Learn Through Play

Madison Children's Museum's blog: news and musings about the museum, issues in the field, and the American Girl Benefit Sale.

A Third Act for Slippery the Calf

The museum’s exhibit From Coops to Cathedrals: Nature, Childhood, and the Architecture of Frank Lloyd Wright closes on January 2, 2024, but the museum has a longstanding practice of reusing and upcycling exhibit elements, often in surprising ways.

Slippery the Calf, in the museum’s Coops to Cathedrals exhibit, June 2017–January 2024

One of the most iconic elements of Coops is a calf unofficially named “Slippery” who started out as part of a dairy-themed exhibit when the museum was in its former location on State Street. Slippery is so-named because, for a while on State Street, there was a sign on the calf that said, “Be careful climbing on me, I’m slippery.” Kids understandably began to call the calf Slippery and the name stuck.

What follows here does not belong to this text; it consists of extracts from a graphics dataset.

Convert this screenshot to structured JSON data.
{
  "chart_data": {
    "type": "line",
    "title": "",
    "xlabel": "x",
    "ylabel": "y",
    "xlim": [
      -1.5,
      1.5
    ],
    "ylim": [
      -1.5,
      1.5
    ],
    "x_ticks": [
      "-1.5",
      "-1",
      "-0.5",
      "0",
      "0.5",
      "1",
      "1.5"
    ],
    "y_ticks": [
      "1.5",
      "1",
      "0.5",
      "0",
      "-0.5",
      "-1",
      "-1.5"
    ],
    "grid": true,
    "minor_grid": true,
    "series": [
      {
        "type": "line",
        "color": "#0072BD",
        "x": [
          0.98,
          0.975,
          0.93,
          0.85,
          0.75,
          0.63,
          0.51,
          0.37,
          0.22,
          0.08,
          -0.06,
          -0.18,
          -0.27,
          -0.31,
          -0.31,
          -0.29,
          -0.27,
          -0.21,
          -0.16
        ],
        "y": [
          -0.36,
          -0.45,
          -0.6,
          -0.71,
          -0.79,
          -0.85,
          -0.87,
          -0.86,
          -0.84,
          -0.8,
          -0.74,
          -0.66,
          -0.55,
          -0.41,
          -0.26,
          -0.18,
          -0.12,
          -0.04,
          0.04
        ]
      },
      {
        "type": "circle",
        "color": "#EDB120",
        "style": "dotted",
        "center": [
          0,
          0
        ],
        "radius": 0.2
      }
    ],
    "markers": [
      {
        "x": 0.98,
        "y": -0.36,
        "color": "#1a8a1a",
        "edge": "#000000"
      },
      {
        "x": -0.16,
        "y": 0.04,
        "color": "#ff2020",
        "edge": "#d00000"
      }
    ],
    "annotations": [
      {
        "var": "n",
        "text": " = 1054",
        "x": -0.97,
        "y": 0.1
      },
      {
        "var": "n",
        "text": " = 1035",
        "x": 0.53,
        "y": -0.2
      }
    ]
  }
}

Every election season, the museum sets up a temporary exhibit called The Polling Place, where children can see realistic ballots and vote on matters in the museum. (Thus was Poop Day instituted, when the four- year-old vote turned out in strong numbers. These elections have consequences.) When the museum moved from State Street to its current home on N. Hamilton Street, kids voted on which old elements should be included in the new space and the cows won. Instead of recreating the former exhibit in the new location, the cows were incorporated in new ways. One became part of the “cow jumping over the moon” over the museum’s atrium and another overlooks the Wonderground. Slippery joined Coops in 2017, and became a popular feature, with kids brushing, bottle-feeding, and riding the calf constantly.

Plans are already underway for how this beloved bovine can become a part of another exhibit. So it won’t be “goodbye” to Slippery, just “So long, and see you later!”